A Taste of the Past: British Schools Museum, Hitchin

The Lancasterian Schoolroom

They say that schooldays are the best days of your life. Of course, that may be true for some, but I daresay for others the idea of going back to school is not a prospect to delight the heart. But there is one place that could just change your mind.

The British Schools Museum in Hitchin offers a unique insight into life at school in Victorian times. This gem of a museum is housed within historic school buildings dating back to 1837, and includes the only surviving school room built to the specifications of Joseph Lancaster. This forward-thinking educational philanthropist set himself the challenge of providing much-needed education for the poor children of the area, at a time when such ideas were almost unheard of. His solution to managing the difficulties of teaching 200 children in one room is a masterpiece of innovation, and you can get a taste of how it all worked (even down to practising your copperplate handwriting), as you tour the museum.

A chance to practise your handwriting

A chance to practise your handwriting

A space for small group teaching - all toes must touch the line

A space for small group teaching – all toes must touch the line!

If your work or behaviour was good, you could win a prize...

If your work or behaviour was good, you could win a prize…

The history of schools and education for over 200 years is covered within the various rooms, which include a galleried Victorian schoolroom, an Edwardian schoolroom and their more modern counterparts.

The teacher's desk in the Edwardian Classroom

The teacher’s desk in the Edwardian Classroom

Old-fashioned desks

Old-fashioned desks

There are many interactive exhibits and fascinating information to browse, and for those of you who have reached a certain age, some will bring the memories flooding back.

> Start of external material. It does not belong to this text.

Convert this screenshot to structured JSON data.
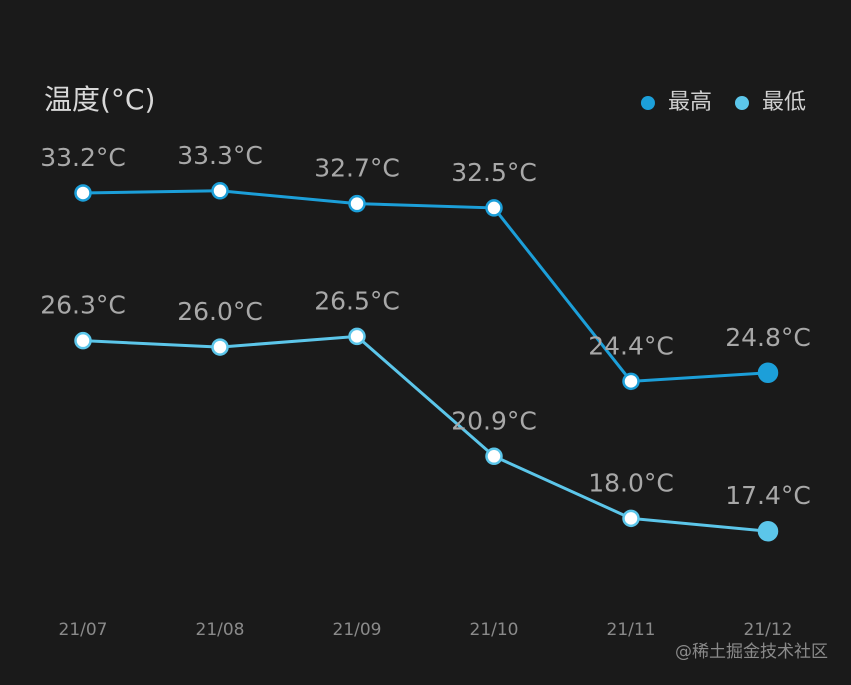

Check out these classroom resources

Check out these classroom resources

You can also take a look at the schoolmaster’s house, which has been restored to its former glory with period artefacts, and even boasts an underground cellar that linked to the schoolmistress’s house next door!

The museum is run by enthusiastic volunteers; on the day of our visit, we saw one elderly gentlemen on his knees in the rain, weeding with one hand and holding an umbrella in the other – true commitment. Our guide was a mine of information, and kept both adults and children captivated by his wealth of knowledge.

We browsed some stunning examples of needlework created by former pupils, bought souvenirs in the small gift shop, and topped our visit off with tea and a delicious slice of cake in the period cafe.

The museum also runs a wide variety of special activities for children and adults alike. Workshops will transport you back in time, complete with period costumes and activities, or you can simply enjoy a talk or concert in atmospheric surroundings. School visits can give children a chance to experience the life of a Victorian school child or a WWII evacuee. Group visits can be organised with prior arrangement.

Admission charges are £4.50 for adults and £2.00 for children, with a family ticket available for £12.00. Opening times and days vary, so check the website for details before setting off. Pay and Display parking is available at the nearby St Mary’s Church car park, and the nearest bus stop is within three minutes walk, with Hitchin Station only 15 minutes away.

This lovely family-friendly museum gave us a great feeling for what life was like as a Victorian schoolchild, and we thoroughly enjoyed our visit.